Shion se desmayó de nuevo, sin más volvía a estar inconsciente como si la plática anterior solo hubiera sido el producto de la loca imaginación del investigador.
Rou pasó toda la noche pensando en las palabras de la diosa, al día siguiente apenas ver la luz de la aurora saco el líquido del escondite en donde lo guardaba y se lo dio a beber a Shion.
Shion recupero su salud paulatinamente y Rou pronto noto, que era lo que dañaba a Shion, la pronunciación de ciertos nombres le alteraban desde un simple dolor de cabeza hasta la convulsión, como si su prodigiosa mente se negara a olvidar pero se viera forzada, sometida, por el poder de la Diosa, cuando despertaba no recordaba nada.

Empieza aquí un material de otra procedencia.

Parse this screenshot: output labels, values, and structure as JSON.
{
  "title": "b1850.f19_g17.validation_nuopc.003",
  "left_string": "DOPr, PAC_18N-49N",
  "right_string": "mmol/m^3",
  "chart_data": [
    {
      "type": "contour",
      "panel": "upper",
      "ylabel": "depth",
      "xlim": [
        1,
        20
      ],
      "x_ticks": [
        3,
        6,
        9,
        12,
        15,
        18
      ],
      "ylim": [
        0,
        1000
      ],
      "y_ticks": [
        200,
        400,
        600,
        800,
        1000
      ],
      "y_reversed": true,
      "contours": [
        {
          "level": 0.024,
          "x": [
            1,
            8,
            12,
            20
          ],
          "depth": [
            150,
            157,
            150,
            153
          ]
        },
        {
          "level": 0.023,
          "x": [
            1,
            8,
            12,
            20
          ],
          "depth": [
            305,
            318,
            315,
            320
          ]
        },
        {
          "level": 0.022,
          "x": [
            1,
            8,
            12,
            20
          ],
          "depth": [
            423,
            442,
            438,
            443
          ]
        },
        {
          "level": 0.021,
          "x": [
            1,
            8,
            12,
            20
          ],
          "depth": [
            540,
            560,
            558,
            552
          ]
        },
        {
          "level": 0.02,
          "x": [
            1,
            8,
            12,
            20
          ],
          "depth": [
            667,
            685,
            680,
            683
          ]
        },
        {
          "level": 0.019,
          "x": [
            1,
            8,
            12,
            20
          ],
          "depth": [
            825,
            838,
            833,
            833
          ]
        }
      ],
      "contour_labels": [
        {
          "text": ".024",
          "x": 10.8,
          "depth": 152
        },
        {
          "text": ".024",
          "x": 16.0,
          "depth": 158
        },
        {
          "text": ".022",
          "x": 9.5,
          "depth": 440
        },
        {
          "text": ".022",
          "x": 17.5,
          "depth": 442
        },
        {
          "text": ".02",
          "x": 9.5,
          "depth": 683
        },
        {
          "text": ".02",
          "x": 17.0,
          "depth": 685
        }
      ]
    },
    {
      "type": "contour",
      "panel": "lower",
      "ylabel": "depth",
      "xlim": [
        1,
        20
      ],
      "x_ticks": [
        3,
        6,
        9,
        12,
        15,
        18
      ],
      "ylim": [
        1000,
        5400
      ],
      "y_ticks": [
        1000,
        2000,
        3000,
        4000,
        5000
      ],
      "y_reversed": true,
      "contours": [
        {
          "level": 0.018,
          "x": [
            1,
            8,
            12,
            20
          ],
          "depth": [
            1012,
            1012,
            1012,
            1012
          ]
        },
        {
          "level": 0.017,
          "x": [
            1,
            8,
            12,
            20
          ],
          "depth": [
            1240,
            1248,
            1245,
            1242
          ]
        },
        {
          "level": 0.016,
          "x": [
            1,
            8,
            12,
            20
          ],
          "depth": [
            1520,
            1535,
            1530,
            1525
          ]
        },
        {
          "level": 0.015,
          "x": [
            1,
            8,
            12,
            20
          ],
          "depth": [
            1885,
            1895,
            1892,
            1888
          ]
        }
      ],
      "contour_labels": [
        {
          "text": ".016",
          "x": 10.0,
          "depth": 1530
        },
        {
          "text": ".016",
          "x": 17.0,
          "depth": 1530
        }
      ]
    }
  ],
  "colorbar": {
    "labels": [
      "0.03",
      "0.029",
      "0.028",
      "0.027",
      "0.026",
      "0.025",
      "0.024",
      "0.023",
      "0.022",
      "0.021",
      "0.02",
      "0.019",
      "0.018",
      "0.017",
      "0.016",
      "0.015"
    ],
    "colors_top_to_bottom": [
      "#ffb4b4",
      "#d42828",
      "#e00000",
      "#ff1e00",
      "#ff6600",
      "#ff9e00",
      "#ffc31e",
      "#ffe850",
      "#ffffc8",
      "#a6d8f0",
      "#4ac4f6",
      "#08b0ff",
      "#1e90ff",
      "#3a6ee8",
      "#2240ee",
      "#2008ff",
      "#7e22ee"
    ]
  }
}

Elyurias había cumplido y él debía cuidar de Shion y de Karan.
—Aun no sé si fue lo correcto. —Se lamentó Rou mirando a través del vidrio polarizado que por dentro del consultorio semejaba un espejo.
Shion se removía inquieto en la camilla y de sus ojos brotaban lágrimas silenciosas.
—Si tan solo él no se hubiera ido, si tan solo hubiera regresado, si tan solo supiera que Shion se muere sin él. —Rou golpeo la pared molesto. —Valla príncipe, dejando que la princesa sea devorada por la bruja.
Una alarma salto silenciosa, el color rojo de la bombilla en la pared le decía que era urgente. Con rapidez abrió un canal de comunicación con la central.
—¿Que sucede? —Pregunto sin rodeos.
—Señor, es él, ha regresado.
—Cierren todas las entradas a Chronos. No debe entrar. Quiero que pongan patrullas alrededor de Elyurias y en la residencia de Shion. Si se acerca demasiado disparen a dar. —Siseo irritado y cerrando la conversación. —¡Maldición! ¿No podía escoger mejor momento? pero, lo siento príncipe encantador, la princesa ya tiene nuevo dueño.